Adaptation to a British Master’s Program

If I had to pick a theme for this semester, it would probably be adaptation… There are so many ways I’ve learned to adapt this semester, but I’ll focus on adapting to an MSc program coming straight from Undergrad. For one, in my final year (what the Brits call Senior year), I had the most freedom to choose my courses. That is not the case, however, with an MSc program; 3/4 modules (what the Brits call a class) are mandatory and I had 3 options for my final module. I realise (how the Brits spell realize) this might sound like I’m complaining, and though there are downsides for sure, I would consider this an overall positive thing. The 3 mandatory modules are all research methods based instead of learning about theories and concepts in Environmental Psychology, which is what all of us were so pumped for. Though that would have been much more exciting start, it was important for us to learn the background of how to conduct research before we get knee deep into our dissertation project, so we have to wait for next semester to get into the fun stuff. But that’s okay, it’s just like having to eat dinner before getting to eat the dessert, and I guess I can wait a little longer.

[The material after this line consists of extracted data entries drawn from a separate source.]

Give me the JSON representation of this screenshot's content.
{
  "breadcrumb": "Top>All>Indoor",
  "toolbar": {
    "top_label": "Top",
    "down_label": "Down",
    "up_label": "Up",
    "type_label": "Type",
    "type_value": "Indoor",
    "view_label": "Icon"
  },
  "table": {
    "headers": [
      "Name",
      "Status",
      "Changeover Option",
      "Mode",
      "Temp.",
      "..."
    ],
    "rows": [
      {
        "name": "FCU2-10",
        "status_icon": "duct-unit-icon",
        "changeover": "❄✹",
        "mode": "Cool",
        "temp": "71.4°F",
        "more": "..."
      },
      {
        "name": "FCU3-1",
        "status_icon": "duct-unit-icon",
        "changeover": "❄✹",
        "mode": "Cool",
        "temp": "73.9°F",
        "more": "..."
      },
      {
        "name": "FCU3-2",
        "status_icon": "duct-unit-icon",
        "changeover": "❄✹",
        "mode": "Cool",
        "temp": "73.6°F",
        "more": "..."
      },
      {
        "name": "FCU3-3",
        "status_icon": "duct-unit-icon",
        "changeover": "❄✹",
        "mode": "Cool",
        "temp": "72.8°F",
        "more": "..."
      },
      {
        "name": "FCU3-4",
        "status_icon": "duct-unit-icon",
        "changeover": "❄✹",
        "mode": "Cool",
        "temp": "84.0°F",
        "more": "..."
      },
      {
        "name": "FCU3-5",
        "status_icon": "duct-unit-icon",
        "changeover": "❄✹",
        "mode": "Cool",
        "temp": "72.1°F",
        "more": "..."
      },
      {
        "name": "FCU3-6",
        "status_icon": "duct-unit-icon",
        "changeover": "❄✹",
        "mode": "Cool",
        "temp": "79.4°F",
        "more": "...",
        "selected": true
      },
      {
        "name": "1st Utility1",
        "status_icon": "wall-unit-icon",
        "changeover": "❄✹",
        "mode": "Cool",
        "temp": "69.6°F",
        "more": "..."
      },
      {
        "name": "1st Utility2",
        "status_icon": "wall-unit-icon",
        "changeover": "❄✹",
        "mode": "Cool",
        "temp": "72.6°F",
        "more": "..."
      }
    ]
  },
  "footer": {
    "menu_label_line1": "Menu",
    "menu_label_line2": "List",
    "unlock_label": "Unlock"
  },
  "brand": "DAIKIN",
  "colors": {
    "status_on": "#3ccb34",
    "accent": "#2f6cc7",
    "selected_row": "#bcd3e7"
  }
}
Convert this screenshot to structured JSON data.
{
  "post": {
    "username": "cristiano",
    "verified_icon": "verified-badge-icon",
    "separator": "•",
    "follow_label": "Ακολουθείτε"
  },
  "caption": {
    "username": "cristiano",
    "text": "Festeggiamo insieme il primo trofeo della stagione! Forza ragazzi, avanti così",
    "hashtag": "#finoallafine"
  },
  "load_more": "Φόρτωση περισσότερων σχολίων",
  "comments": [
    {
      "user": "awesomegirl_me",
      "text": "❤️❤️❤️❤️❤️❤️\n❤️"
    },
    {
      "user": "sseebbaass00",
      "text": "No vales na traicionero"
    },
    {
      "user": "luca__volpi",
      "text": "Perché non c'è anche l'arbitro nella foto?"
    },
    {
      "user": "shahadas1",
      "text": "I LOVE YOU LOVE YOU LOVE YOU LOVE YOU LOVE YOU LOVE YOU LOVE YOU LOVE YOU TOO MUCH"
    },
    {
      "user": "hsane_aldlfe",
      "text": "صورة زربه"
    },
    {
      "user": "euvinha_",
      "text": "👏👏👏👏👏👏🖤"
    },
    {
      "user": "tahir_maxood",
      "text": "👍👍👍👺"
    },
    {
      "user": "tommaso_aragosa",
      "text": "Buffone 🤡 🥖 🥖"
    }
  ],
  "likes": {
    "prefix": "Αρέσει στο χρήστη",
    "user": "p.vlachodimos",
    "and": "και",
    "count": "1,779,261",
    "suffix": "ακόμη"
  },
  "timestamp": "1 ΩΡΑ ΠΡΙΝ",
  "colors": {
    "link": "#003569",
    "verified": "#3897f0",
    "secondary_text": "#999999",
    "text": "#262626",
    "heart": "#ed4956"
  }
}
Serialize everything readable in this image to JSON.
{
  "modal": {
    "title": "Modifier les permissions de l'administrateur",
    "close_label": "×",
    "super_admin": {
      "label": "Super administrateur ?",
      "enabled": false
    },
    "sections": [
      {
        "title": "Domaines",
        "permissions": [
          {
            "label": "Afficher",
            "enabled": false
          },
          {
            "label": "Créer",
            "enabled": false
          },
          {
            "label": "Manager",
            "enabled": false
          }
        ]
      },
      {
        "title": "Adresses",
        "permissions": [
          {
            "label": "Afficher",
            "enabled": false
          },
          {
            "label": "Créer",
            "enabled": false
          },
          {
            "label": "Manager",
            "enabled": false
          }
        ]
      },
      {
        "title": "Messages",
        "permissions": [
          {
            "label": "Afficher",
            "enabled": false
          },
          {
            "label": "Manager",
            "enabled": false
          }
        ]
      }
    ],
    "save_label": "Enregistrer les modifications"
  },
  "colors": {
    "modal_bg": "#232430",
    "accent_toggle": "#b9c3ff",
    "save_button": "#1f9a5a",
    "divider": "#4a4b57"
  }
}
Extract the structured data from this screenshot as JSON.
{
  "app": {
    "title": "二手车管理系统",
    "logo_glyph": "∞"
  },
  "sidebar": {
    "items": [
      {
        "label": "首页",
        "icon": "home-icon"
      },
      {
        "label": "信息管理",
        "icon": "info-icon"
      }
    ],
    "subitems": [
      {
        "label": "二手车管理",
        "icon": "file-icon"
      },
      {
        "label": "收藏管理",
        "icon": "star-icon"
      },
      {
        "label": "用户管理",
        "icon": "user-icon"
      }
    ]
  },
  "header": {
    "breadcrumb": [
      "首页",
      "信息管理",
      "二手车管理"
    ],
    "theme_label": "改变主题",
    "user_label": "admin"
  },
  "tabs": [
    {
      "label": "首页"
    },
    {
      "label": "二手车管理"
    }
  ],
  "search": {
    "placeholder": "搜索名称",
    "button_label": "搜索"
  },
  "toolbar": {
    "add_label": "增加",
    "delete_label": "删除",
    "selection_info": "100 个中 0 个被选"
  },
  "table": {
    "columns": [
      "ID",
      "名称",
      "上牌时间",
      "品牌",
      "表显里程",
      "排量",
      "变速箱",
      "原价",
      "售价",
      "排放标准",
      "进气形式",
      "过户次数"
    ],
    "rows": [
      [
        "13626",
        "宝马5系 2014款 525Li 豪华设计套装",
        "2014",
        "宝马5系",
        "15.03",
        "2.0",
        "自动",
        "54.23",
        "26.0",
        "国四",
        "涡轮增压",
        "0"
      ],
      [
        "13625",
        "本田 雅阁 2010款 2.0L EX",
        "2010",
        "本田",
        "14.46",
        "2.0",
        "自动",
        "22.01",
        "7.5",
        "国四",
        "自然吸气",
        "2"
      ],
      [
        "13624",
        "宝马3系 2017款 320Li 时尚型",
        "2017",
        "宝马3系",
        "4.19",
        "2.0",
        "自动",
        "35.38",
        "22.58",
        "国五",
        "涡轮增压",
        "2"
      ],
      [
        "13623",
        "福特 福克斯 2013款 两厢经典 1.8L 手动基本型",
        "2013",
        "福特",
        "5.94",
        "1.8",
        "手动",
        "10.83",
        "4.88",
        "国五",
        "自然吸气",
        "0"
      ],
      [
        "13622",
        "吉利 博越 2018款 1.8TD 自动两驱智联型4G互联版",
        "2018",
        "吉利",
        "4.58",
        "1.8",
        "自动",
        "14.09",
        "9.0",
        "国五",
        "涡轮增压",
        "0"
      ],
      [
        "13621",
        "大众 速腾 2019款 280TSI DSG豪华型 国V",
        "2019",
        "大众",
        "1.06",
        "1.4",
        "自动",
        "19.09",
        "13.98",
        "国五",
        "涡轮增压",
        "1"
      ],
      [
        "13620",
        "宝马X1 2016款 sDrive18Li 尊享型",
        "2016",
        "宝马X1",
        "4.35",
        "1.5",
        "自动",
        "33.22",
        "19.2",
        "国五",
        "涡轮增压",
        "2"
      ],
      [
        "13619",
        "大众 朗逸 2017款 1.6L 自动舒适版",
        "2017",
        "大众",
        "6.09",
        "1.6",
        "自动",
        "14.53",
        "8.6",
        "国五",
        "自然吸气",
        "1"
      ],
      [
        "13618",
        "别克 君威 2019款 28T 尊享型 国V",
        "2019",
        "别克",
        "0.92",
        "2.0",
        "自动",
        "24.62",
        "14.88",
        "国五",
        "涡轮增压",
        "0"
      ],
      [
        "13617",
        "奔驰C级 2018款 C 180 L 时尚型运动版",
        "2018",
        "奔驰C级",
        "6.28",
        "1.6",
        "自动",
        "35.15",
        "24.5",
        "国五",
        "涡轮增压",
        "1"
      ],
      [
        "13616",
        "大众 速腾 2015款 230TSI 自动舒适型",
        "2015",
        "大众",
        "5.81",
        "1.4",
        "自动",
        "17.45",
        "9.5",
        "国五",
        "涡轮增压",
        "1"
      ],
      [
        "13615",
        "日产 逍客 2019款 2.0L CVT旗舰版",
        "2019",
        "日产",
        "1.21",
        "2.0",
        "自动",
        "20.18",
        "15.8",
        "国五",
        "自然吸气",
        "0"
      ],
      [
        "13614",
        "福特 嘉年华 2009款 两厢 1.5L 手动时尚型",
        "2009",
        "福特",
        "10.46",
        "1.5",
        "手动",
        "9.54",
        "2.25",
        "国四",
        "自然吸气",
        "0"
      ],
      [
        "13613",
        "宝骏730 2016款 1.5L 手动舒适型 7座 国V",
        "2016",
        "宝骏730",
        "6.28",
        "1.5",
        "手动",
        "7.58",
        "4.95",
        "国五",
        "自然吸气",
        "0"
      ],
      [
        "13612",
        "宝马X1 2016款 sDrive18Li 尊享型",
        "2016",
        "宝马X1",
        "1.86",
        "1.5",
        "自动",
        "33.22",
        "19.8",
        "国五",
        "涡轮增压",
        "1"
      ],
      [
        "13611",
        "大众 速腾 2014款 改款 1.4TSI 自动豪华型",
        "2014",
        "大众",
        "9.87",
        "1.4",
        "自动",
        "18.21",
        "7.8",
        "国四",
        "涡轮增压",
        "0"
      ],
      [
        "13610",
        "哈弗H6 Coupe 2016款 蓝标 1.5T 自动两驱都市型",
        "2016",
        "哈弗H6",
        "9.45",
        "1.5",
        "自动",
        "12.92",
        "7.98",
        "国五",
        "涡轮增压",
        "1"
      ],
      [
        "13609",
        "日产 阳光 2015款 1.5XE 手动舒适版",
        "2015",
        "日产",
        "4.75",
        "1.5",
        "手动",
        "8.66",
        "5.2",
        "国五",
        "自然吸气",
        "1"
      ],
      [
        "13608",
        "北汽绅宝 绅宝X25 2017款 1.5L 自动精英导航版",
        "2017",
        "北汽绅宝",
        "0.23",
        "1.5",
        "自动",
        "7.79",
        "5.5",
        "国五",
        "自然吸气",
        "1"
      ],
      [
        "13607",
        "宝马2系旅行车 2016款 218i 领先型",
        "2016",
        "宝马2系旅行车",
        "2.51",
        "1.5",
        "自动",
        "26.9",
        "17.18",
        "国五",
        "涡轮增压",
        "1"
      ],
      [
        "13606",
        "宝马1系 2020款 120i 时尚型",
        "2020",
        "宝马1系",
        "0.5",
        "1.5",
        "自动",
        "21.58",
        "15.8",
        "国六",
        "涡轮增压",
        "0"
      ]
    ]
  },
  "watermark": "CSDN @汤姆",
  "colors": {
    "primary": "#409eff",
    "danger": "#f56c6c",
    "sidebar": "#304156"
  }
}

What’s nice about having limited options is that it really brings us Environmental Psychology students together, creating a sense of community amongst us. I went to a big University in Undergrad and knew only a few people in the Psychology Dept. and even though I often saw the same people in my classes, we weren’t friends and were barely acquaintances. There was no unity or bonding because there were so many of us all with our own schedules. But with 18 people in my MSc program and the majority of them in all of my modules, we’re forming a little international family. We already had our end of the year potluck where everyone brought food from their home country which was absolutely delicious, and we’re planning a course field trip to Rotterdam in the spring, and I can’t wait.

What’s strange about having my schedule decided for me is that in the Psychology Dept. here, we only have modules on Mondays, Tuesdays, and occasionally Thursdays. I’m a gal who works best when kept busy and on a schedule (partly why I took this ambassador job and choose to come in on Wednesday mornings), otherwise I become a Netflix binge-ing blob. With this seemingly free schedule, I have to force myself to go to the library to be productive, which I’ve learned the hard way. It took some trial and error, but I have learned how to be productive with this kind of schedule. Pro tip: getting a few friends together to book a room in the library ahead of time (which you can do on the surrey library page) helps keep you accountable for getting work done while socialising (how the Brits spell socializing) a bit. I’ve learned this is the most efficient way not to wait until the last minute to get work done.

What’s slightly terrifying but ultimately motivating about the MSc system in the UK is that grades rely on 1 or 2 assignments. Attendance and participation only affect my grade in theory now. For example, in 2 of my modules, I have two assignments worth 50% of my grade, in 1 module I have one assignment worth 25% and an exam worth 75%, and in the last module I have 1 assignment worth 100% of my grade. And this is far from unusual, this is the norm here. Does this scare the biscuits (what the Brits call cookies) out of me? Yes. Do I try not to think about it too hard? Yes. But at the end of the day, does it motivate me to work harder? Absolutely. I actually feel proud of some of the work I’ve done, something I didn’t feel as confident about in the U.S., even if I received over a 90. Which brings me to my next topic: marks (what the Brits call grades). Well, a GOOD mark, like what I would call a solid B, is a 65 here. It’s called merit. If you get above a 70, that’s considered distinction, and in the A range I would say. Above a 50 is passing, while below is failing. Getting over an 80 is super rare, and getting over a 90? You’d probably have a better chance winning the lottery. The marking system here has completely warped my view of what I’d consider an accomplishment, but in a good way. I’ve learned to respect this system because it’s basically saying that on average, we’re closer to failing than we are perfection, and there’s nothing wrong with that. In America, I would strive for a 90-100, but now I think that provides a false sense of perfection when perfection is unreachable with anything in life. So on a philosophical level, I’d prefer this system, even though it does take time to get used to seeing 70’s and 60’s as a positive.

Even though I may be biased now that I’m living in the British MSc system, I’d recommend it. Studying in a country with a different culture is a great way to make you question what you consider normal and what you consider good.